I should explain: my son is now 11 years old, and finishing grade 6. In grade 1, the teacher wanted him tested for Asperger's, but due to an argument between the health system and the school system about who should test him, the test never happened. Every time I read something about autism, or especially Asperger's, it sounds just like Son.

I will talk again with my wife, but I suspect she's not interested in the testing for Asperger's. Meanwhile, I will try not to overload his brain with demands for an answer to the simple questions.

Thanks again!
Neil

geosaru said...

neil:

I'm glad that I have helped with something! Pretty early on, when it came to deciding things about what I want on my sandwich or such things, I ended up just nodding and saying yes please, or repeating what he'd said, and not really understanding. Thankfully I'm not very picky (though I've gone through times of absolutely refusing pickles, pepper, mustard, milk, anything green, anything that's not green, and stuffing at Thanksgiving).

Also, I usually need someone to go through everything we have until they say or show me the thing I want.
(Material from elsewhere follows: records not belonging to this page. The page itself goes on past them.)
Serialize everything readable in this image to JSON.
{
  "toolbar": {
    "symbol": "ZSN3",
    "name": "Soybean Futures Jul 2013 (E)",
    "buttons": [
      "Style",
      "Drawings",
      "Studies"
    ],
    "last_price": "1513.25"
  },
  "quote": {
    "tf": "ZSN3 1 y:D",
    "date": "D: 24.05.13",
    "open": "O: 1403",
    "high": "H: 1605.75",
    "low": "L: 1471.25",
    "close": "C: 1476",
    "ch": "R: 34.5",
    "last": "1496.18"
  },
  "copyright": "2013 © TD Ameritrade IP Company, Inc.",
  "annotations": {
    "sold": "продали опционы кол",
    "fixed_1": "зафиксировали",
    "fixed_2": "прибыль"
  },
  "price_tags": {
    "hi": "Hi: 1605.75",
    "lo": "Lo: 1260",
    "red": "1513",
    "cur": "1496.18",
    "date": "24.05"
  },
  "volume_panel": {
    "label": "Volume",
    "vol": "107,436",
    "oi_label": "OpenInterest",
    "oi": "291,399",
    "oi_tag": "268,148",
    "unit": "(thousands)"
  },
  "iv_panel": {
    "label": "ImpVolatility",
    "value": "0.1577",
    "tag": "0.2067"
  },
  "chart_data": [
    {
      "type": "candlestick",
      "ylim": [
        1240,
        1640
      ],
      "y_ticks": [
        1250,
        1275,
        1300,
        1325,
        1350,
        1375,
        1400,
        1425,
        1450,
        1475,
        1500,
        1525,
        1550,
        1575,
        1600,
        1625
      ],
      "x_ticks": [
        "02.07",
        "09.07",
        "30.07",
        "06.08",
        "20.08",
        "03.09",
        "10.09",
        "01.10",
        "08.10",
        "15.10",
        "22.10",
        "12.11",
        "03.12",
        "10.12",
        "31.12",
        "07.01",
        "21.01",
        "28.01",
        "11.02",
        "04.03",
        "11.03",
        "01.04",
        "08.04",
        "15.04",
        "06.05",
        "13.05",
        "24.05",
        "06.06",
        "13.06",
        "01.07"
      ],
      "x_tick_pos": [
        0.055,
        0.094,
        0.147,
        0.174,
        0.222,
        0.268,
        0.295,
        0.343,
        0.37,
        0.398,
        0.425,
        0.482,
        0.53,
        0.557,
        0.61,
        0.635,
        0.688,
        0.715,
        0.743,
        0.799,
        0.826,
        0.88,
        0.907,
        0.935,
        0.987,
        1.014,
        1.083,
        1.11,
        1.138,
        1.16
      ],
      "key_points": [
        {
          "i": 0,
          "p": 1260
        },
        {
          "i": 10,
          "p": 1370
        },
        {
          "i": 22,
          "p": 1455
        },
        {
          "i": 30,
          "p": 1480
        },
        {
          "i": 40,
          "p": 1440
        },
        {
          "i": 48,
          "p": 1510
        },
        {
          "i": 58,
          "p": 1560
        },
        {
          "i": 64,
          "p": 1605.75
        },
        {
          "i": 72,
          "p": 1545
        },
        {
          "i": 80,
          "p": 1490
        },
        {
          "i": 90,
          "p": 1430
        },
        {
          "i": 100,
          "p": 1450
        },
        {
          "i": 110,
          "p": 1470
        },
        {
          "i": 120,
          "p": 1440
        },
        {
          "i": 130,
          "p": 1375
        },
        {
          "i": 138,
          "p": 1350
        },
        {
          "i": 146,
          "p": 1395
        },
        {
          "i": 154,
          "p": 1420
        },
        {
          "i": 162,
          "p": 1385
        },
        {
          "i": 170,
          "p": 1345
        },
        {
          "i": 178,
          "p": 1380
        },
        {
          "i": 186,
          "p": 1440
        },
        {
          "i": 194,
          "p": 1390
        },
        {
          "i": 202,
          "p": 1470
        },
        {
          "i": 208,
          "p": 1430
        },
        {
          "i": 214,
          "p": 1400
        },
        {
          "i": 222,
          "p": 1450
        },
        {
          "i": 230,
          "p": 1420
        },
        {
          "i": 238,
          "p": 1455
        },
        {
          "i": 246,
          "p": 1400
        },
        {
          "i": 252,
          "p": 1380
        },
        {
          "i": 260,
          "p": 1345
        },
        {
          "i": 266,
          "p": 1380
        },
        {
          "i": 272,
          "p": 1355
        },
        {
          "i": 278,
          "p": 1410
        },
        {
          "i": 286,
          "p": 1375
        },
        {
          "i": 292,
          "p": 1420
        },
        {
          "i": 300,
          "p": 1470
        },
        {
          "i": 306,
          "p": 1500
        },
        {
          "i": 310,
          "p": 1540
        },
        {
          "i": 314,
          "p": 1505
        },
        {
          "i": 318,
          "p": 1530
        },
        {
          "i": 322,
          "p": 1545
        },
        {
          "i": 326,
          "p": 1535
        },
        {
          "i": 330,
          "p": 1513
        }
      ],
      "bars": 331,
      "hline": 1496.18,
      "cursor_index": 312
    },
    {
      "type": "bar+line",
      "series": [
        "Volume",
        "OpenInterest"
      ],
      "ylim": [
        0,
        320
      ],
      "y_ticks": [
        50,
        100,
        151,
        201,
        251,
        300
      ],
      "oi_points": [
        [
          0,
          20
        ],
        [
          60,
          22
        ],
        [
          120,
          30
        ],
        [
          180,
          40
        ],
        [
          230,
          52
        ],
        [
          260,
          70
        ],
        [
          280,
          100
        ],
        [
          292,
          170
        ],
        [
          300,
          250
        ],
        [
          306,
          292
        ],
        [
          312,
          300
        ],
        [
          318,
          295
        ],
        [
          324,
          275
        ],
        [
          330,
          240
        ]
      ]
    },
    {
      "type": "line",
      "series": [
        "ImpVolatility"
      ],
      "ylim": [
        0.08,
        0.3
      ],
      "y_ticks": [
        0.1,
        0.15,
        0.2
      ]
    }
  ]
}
This is usually because it's easier for me to respond to something than to just out of the blue come up with a word and then speak it, and also because I often have the option of pointing, and I also have trouble remembering what's in the house, or visually distinguishing between different things in the fridge or stacked on shelves.

Ever since I was about 5 I decided that when I was older I would make an inventory of everything in the house, with a specific inventory for food, and have it on a clipboard next to the fridge.

Even if he doesn't get formally evaluated, it would probably be a good idea to talk to him about it, some of the characteristics, at least by the teenage years. I've heard about people who are adults who went their whole lives without a diagnosis, because they were able to get through school and stuff, but later on encountered difficulties and didn't understand the context of them because nobody in the diagnosing profession thought autism could apply to someone who went through school and got a job or had a relationship.

While many of us gain more skills with increasingly less difficulty in things like jobs and relationships, a significant proportion experience increased difficulty, which can be due to a lot of things, like a lot of stressful events occurring, or increased demands from others in what they're expected to be able to do, or lots of other reasons. Also, even if it doesn't become disabling, it can help to bolster self-esteem and identity to be able to identify with other autistic people.

Of course, not everyone embraces it like this, and usually not at such a young age (I was diagnosed when 10, and my dad told me I had a different neurological wiring and some of the traits, and I basically accepted it then shrugged it off like it was completely inconsequential, then three years later I swung back and forth from accepting it to thinking I couldn't possibly be autistic, in part due to misconceptions like we lack empathy or don't want friendships or are all geniuses or none of us are. Nowadays, I accept myself as is, and am very glad my parents told me. If you have talked to him about it, or decide to in the future, and he initially doesn't believe it or doesn't seem to care, or is uncomfortable talking about it, that doesn't mean it's a wrong thing to talk about it. I experienced all of those things in the years following being told.)

Casdok said...

Yes excellent comment.

Stereotypes and budget - these are huge hurdles, and difficult ones to get round sometimes.